Z Wikiźródeł, wolnej biblioteki
Ta strona została przepisana.

Prace szły wartko, wszystko było na najlepszej drodze, na jedynej, prowadzącej do celu przez ścisły plan, przemyślany do najdrobniejszego szczegółu. I wraz z nowym rokiem zaczęły się powikłania, przykrości, niepowodzenia, które ciągnęły się już nieprzerwanem pasmem, wyrastając coraz to nowe, niespodziewane, pochodzące ze złej woli, z ignorancji.
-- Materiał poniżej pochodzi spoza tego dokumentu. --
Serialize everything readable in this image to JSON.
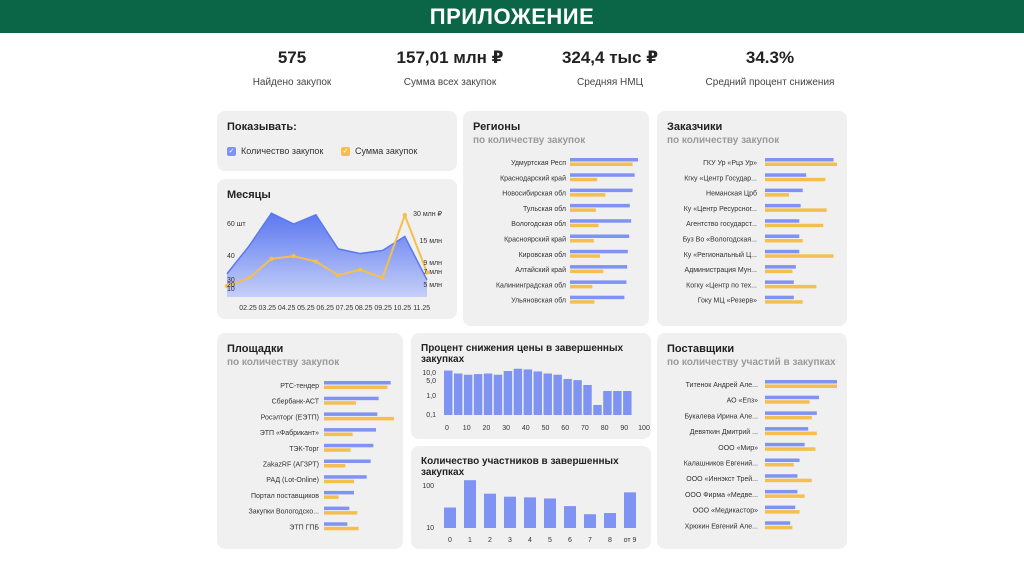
{
  "header": {
    "title": "ПРИЛОЖЕНИЕ"
  },
  "colors": {
    "header_bg": "#0b6647",
    "blue": "#7f93f2",
    "orange": "#f5bf4f",
    "card_bg": "#f0f0f0"
  },
  "stats": [
    {
      "value": "575",
      "label": "Найдено закупок"
    },
    {
      "value": "157,01 млн ₽",
      "label": "Сумма всех закупок"
    },
    {
      "value": "324,4 тыс ₽",
      "label": "Средняя НМЦ"
    },
    {
      "value": "34.3%",
      "label": "Средний процент снижения"
    }
  ],
  "show": {
    "title": "Показывать:",
    "option_count": "Количество закупок",
    "option_sum": "Сумма закупок",
    "checkbox_icon": "check-icon"
  },
  "months": {
    "title": "Месяцы"
  },
  "regions": {
    "title": "Регионы",
    "subtitle": "по количеству закупок"
  },
  "customers": {
    "title": "Заказчики",
    "subtitle": "по количеству закупок"
  },
  "platforms": {
    "title": "Площадки",
    "subtitle": "по количеству закупок"
  },
  "discount": {
    "title": "Процент снижения цены в завершенных закупках"
  },
  "participants": {
    "title": "Количество участников в завершенных закупках"
  },
  "suppliers": {
    "title": "Поставщики",
    "subtitle": "по количеству участий в закупках"
  },
  "chart_data": [
    {
      "id": "months",
      "type": "area",
      "title": "Месяцы",
      "categories": [
        "02.25",
        "03.25",
        "04.25",
        "05.25",
        "06.25",
        "07.25",
        "08.25",
        "09.25",
        "10.25",
        "11.25"
      ],
      "left_ticks": [
        "60 шт",
        "40",
        "30",
        "20",
        "10"
      ],
      "right_ticks": [
        "30 млн ₽",
        "15 млн",
        "9 млн",
        "7 млн",
        "5 млн"
      ],
      "series": [
        {
          "name": "Количество закупок",
          "values": [
            25,
            43,
            64,
            57,
            63,
            41,
            38,
            40,
            49,
            21
          ]
        },
        {
          "name": "Сумма закупок",
          "values": [
            4,
            7,
            14,
            15,
            13,
            8,
            10,
            7,
            30,
            9
          ]
        }
      ]
    },
    {
      "id": "regions",
      "type": "bar",
      "title": "Регионы",
      "categories": [
        "Удмуртская Респ",
        "Краснодарский край",
        "Новосибирская обл",
        "Тульская обл",
        "Вологодская обл",
        "Красноярский край",
        "Кировская обл",
        "Алтайский край",
        "Калининградская обл",
        "Ульяновская обл"
      ],
      "series": [
        {
          "name": "Количество закупок",
          "values": [
            100,
            95,
            92,
            88,
            90,
            87,
            85,
            84,
            83,
            80
          ]
        },
        {
          "name": "Сумма закупок",
          "values": [
            92,
            40,
            52,
            38,
            42,
            35,
            44,
            49,
            33,
            36
          ]
        }
      ]
    },
    {
      "id": "customers",
      "type": "bar",
      "title": "Заказчики",
      "categories": [
        "ГКУ Ур «Рцз Ур»",
        "Кгку «Центр Государ...",
        "Неманская Црб",
        "Ку «Центр Ресурсног...",
        "Агентство государст...",
        "Буз Во «Вологодская...",
        "Ку «Региональный Ц...",
        "Администрация Мун...",
        "Когку «Центр по тех...",
        "Гоку МЦ «Резерв»"
      ],
      "series": [
        {
          "name": "Количество закупок",
          "values": [
            100,
            60,
            55,
            52,
            50,
            50,
            50,
            45,
            42,
            42
          ]
        },
        {
          "name": "Сумма закупок",
          "values": [
            105,
            88,
            35,
            90,
            85,
            55,
            100,
            40,
            75,
            55
          ]
        }
      ]
    },
    {
      "id": "platforms",
      "type": "bar",
      "title": "Площадки",
      "categories": [
        "РТС-тендер",
        "Сбербанк-АСТ",
        "Росэлторг (ЕЭТП)",
        "ЭТП «Фабрикант»",
        "ТЭК-Торг",
        "ZakazRF (АГЗРТ)",
        "РАД (Lot-Online)",
        "Портал поставщиков",
        "Закупки Вологодско...",
        "ЭТП ГПБ"
      ],
      "series": [
        {
          "name": "Количество закупок",
          "values": [
            100,
            82,
            80,
            78,
            74,
            70,
            64,
            45,
            38,
            35
          ]
        },
        {
          "name": "Сумма закупок",
          "values": [
            95,
            48,
            105,
            43,
            40,
            32,
            45,
            22,
            50,
            52
          ]
        }
      ]
    },
    {
      "id": "discount",
      "type": "bar",
      "title": "Процент снижения цены в завершенных закупках",
      "categories": [
        "0",
        "5",
        "10",
        "15",
        "20",
        "25",
        "30",
        "35",
        "40",
        "45",
        "50",
        "55",
        "60",
        "65",
        "70",
        "75",
        "80",
        "85",
        "90"
      ],
      "x_ticks": [
        "0",
        "10",
        "20",
        "30",
        "40",
        "50",
        "60",
        "70",
        "80",
        "90",
        "100"
      ],
      "y_ticks": [
        "10,0",
        "5,0",
        "1,0",
        "0,1"
      ],
      "values": [
        10.5,
        7.5,
        6.5,
        7.0,
        7.5,
        6.5,
        10.0,
        13.0,
        12.0,
        9.5,
        7.5,
        6.5,
        4.0,
        3.5,
        2.0,
        0.2,
        1.0,
        1.0,
        1.0
      ]
    },
    {
      "id": "participants",
      "type": "bar",
      "title": "Количество участников в завершенных закупках",
      "categories": [
        "0",
        "1",
        "2",
        "3",
        "4",
        "5",
        "6",
        "7",
        "8",
        "от 9"
      ],
      "y_ticks": [
        "100",
        "10"
      ],
      "values": [
        18,
        135,
        50,
        40,
        38,
        35,
        20,
        11,
        12,
        55
      ]
    },
    {
      "id": "suppliers",
      "type": "bar",
      "title": "Поставщики",
      "categories": [
        "Титенок Андрей Але...",
        "АО «Епз»",
        "Букалева Ирина Але...",
        "Девяткин Дмитрий ...",
        "ООО «Мир»",
        "Калашников Евгений...",
        "ООО «Иннэкст Трей...",
        "ООО Фирма «Медве...",
        "ООО «Медикастор»",
        "Хрюкин Евгений Але..."
      ],
      "series": [
        {
          "name": "Количество закупок",
          "values": [
            100,
            75,
            72,
            60,
            55,
            48,
            45,
            45,
            42,
            35
          ]
        },
        {
          "name": "Сумма закупок",
          "values": [
            100,
            62,
            65,
            72,
            70,
            40,
            65,
            55,
            48,
            38
          ]
        }
      ]
    }
  ]
}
Mogło się zdawać, że jacyś tajemni wrogowie Niemiec sprzysięgli się, żeby szkodzić wielkiej idei, nękać ją i wreszcie zabić jedyną nadzieję zwycięstwa. Wyglądało na to, że sława i wielkość Wagera zaczęły dokuczać różnym dygnitarzom, małym zawistnym ludziom. Jego wymagania uważane były za zbyt wygórowane. Jego nowy plan produkcji chemicznej rzekomo rujnował przemysł. Neurasteniczni ministrowie, udręczeni polityką, nie mający pojęcia o gazach, coraz to nowi podsekretarze stanu, z urzędu słuchający jeno podszeptów wielkich figur przemysłu chemicznego, cynicznych groszorobów, pasożytujących na wojnie, a wkońcu tradycyjnie tępi, zatępiali na pruski sposób generałowie — oto oka olbrzymiej sieci, w której uwikłał się przełomowy zamiar „twórcy zwycięstwa“. W zasadzie przyznawano mu słuszność i odmawiano reszty, zabijano go komplimentami, a na odczepne obwieszano nowemi orderami, jak gdyby przypuszczając, że tego tylko szuka, jak tylu innych. Dobiło go przyjęcie w Głównej Kwaterze.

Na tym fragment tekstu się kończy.